Our natural tendency to do wrong (disobey God) is a symptom of this reality. We personally agree with Adam. By birth we are IN ADAM. We are followers of him. The first man, Adam, represented us all. His success would have been ours too. His failure is surely ours as well.

Paul gives us the hint as to where this is going. Adam was the representative of all people. Christ, the one who was promised (Gen 3:15) is the second Adam who also represents His people. The principle of one acting for many is a Bible idea. For example, the story of David and Goliath in the Old Testament. If David wins the fight, Israel wins. If David had lost, Israel would have lost.

Adam and Jesus Christ, the second Adam, are the same, but different. The first Adam sinned.  Death, which is the necessary judgement upon sin, came upon all people without distinction because their father and ‘head’, Adam, sinned. The second Adam, Jesus Christ, lived his good life as a replacement for the bad lives of his people, and he died the death that his people deserve to die. The life that his people receive by faith comes because of Christ’s substitute life and death. It comes by grace, the unmerited, unlooked-for, unexpected mercy from the God we had all offended.

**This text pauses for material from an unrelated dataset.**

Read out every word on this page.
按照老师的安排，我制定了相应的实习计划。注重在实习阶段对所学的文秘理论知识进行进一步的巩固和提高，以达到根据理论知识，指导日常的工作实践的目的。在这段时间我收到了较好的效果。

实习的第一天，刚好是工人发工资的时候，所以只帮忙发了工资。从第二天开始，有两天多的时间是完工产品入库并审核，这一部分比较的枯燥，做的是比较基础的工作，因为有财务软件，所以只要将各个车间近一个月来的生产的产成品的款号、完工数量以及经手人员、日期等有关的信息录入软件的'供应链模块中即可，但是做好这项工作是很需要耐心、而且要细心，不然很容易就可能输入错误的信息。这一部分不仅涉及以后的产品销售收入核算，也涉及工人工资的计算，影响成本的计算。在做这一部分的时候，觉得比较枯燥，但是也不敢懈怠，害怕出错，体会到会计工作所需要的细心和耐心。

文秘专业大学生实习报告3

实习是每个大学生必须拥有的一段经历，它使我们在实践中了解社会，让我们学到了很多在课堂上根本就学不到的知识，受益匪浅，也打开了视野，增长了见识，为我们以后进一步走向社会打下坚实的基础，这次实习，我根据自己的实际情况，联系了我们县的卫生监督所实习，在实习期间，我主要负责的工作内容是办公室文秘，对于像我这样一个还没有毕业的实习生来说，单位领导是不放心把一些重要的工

This mercy comes to us by Grace through Faith; to all who trust Jesus Christ. As surely as the first is true (that is, death came to all by Adam’s sin), so all the more sure and true is the eternal life that comes by the gift of the righteous one, Jesus Christ. Just as Christ is risen, never to die again, so too are his people brought to everlasting life by the new birth. By this new birth, people become Christians and followers of Jesus.

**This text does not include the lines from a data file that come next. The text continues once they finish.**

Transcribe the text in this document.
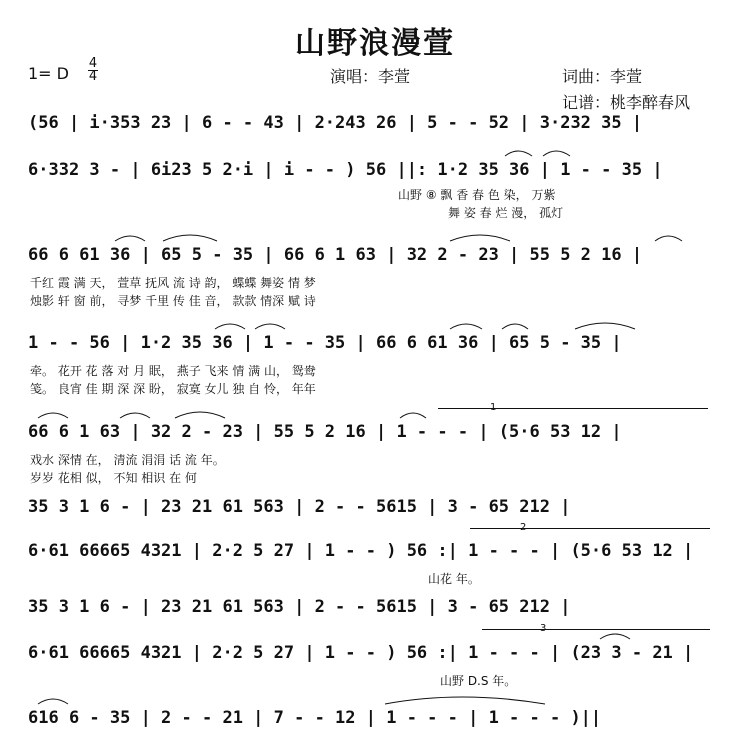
山野浪漫萱
1= D
4
4	演唱：李萱	词曲：李萱
记谱：桃李醉春风
(56 | i·353 23 | 6 - - 43 | 2·243 26 | 5 - - 52 | 3·232 35 |
6·332 3 - | 6i23 5 2·i | i - - ) 56 ||: 1·2 35 36 | 1 - - 35 |
山野 ⑧ 飘 香 春 色 染， 万紫
舞 姿 春 烂 漫， 孤灯
66 6 61 36 | 65 5 - 35 | 66 6 1 63 | 32 2 - 23 | 55 5 2 16 |
千红 霞 满 天， 萱草 抚风 流 诗 韵， 蝶蝶 舞姿 情 梦
烛影 轩 窗 前， 寻梦 千里 传 佳 音， 款款 情深 赋 诗
1 - - 56 | 1·2 35 36 | 1 - - 35 | 66 6 61 36 | 65 5 - 35 |
牵。 花开 花 落 对 月 眠， 燕子 飞来 情 满 山， 鸳鸯
笺。 良宵 佳 期 深 深 盼， 寂寞 女儿 独 自 怜， 年年
1
66 6 1 63 | 32 2 - 23 | 55 5 2 16 | 1 - - - | (5·6 53 12 |
戏水 深情 在， 清流 涓涓 话 流 年。
岁岁 花相 似， 不知 相识 在 何
35 3 1 6 - | 23 21 61 563 | 2 - - 5615 | 3 - 65 212 |
2
6·61 66665 4321 | 2·2 5 27 | 1 - - ) 56 :| 1 - - - | (5·6 53 12 |
山花 年。
35 3 1 6 - | 23 21 61 563 | 2 - - 5615 | 3 - 65 212 |
3
6·61 66665 4321 | 2·2 5 27 | 1 - - ) 56 :| 1 - - - | (23 3 - 21 |
山野 D.S 年。
616 6 - 35 | 2 - - 21 | 7 - - 12 | 1 - - - | 1 - - - )||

This passage must be read in the light of previous chapters of Romans. We are all under sin – Adam’s and our own — so no one can plead their own righteousness or goodness. The Law of Moses (written on our hearts but ignored) came not as a fix-it for sinners. It is not a do-it-yourself instruction book that sinners can use to make themselves right with God.  The law, for an un-reconciled person, comes to convince us of our sinful condition and to show the absolute necessity of the work of Jesus in our place. We must come to him by faith if we are to be at peace with God.

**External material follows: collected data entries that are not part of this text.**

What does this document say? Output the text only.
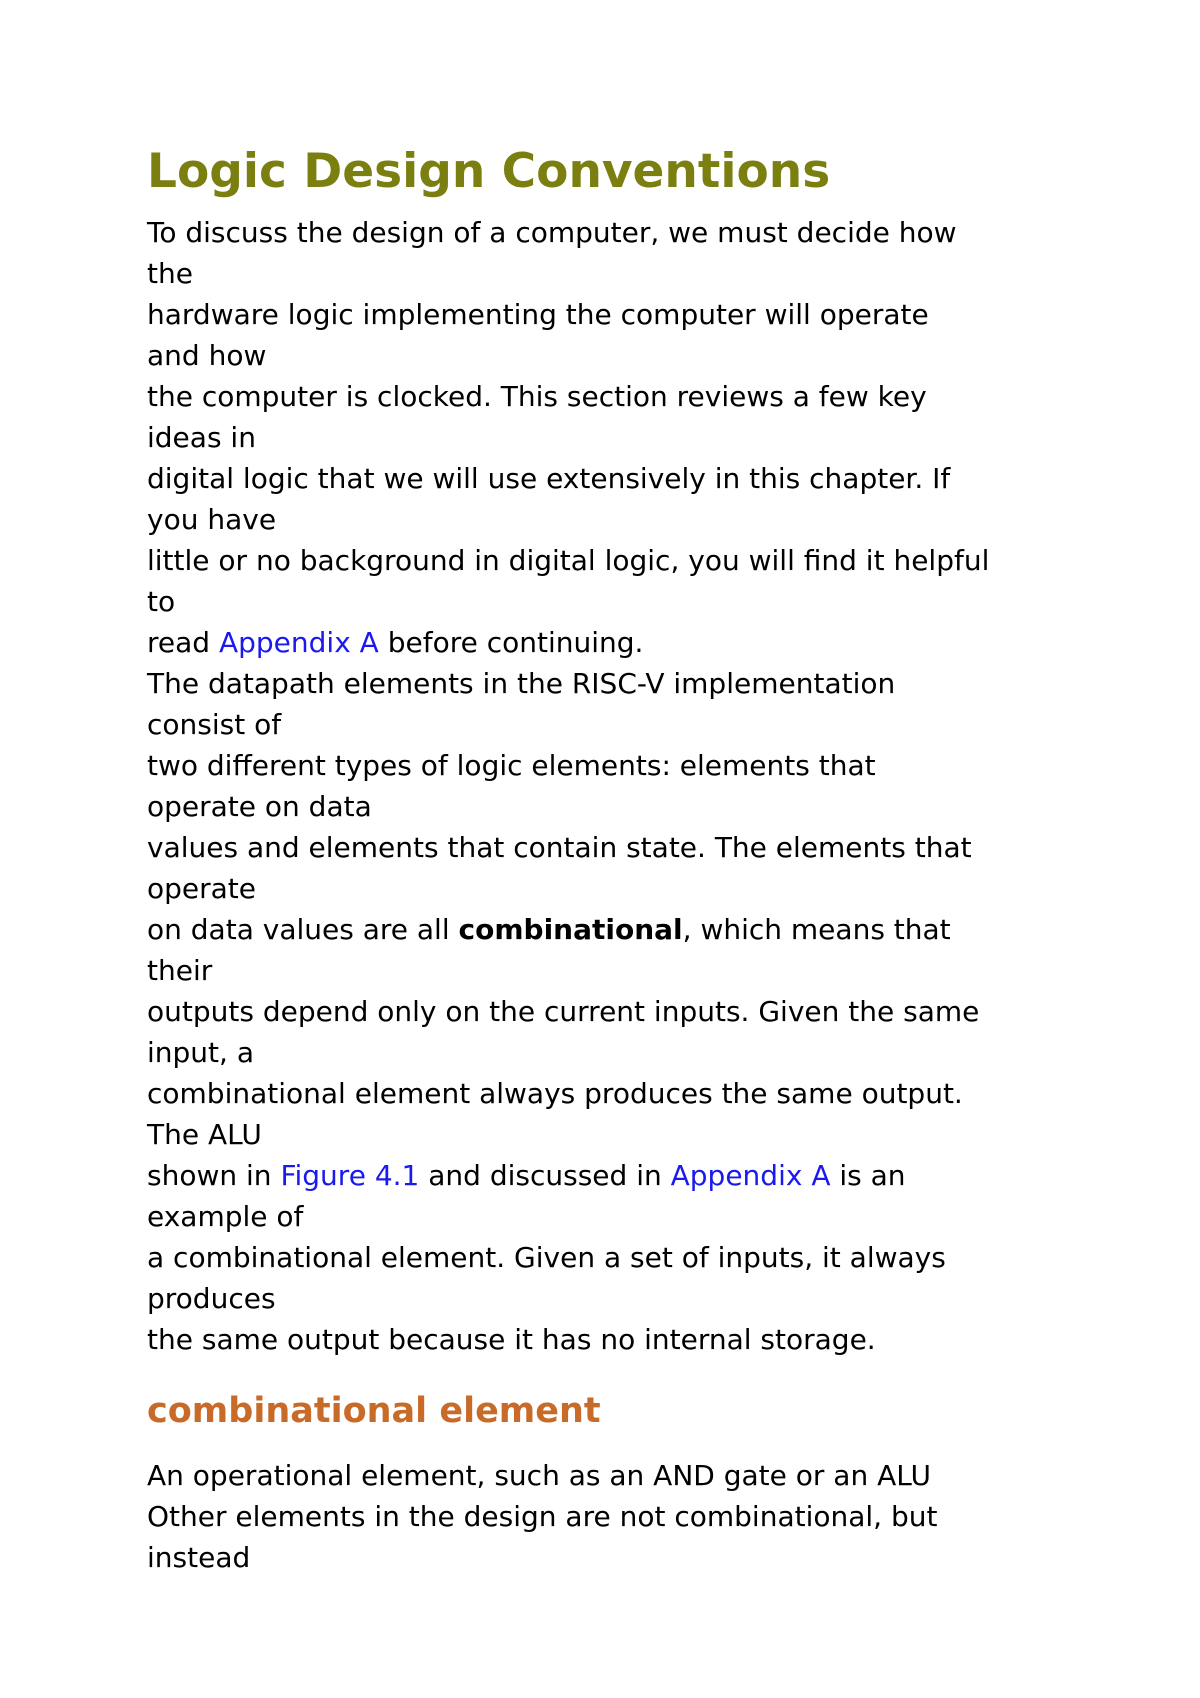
Logic Design Conventions

To discuss the design of a computer, we must decide how

the

hardware logic implementing the computer will operate

and how

the computer is clocked. This section reviews a few key

ideas in

digital logic that we will use extensively in this chapter. If

you have

little or no background in digital logic, you will find it helpful

to

read Appendix A before continuing.

The datapath elements in the RISC-V implementation

consist of

two different types of logic elements: elements that

operate on data

values and elements that contain state. The elements that

operate

on data values are all combinational, which means that

their

outputs depend only on the current inputs. Given the same

input, a

combinational element always produces the same output.

The ALU

shown in Figure 4.1 and discussed in Appendix A is an

example of

a combinational element. Given a set of inputs, it always

produces

the same output because it has no internal storage.

combinational element

An operational element, such as an AND gate or an ALU

Other elements in the design are not combinational, but

instead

Now, a righteousness apart from the Law of Moses is revealed in Jesus Christ. Just as the doing of Adam brought everyone into a state of sin and death, so the doing of Jesus Christ brings his people from death into a state of life and righteousness. Just as the sin of Adam was imputed to us and we became sinners as a result of Adam’s sin, so to, as a result of Christ’s good life and replacement death, we are declared to be good on the basis of Christ’s doing, not our own. We didn’t do anything to become sinners, but simply followed our head, Adam, who bought sin and death to us. In the same way, Christians didn’t do anything to become the children of God. Their head, Jesus Christ brought his righteousness and redemption to his people, and gave it to them for free. Just to say, Romans Chapter 6 takes up the theme that “imputation leads to imitation”. The law that once condemned in Adam, becomes a our friend in Christ.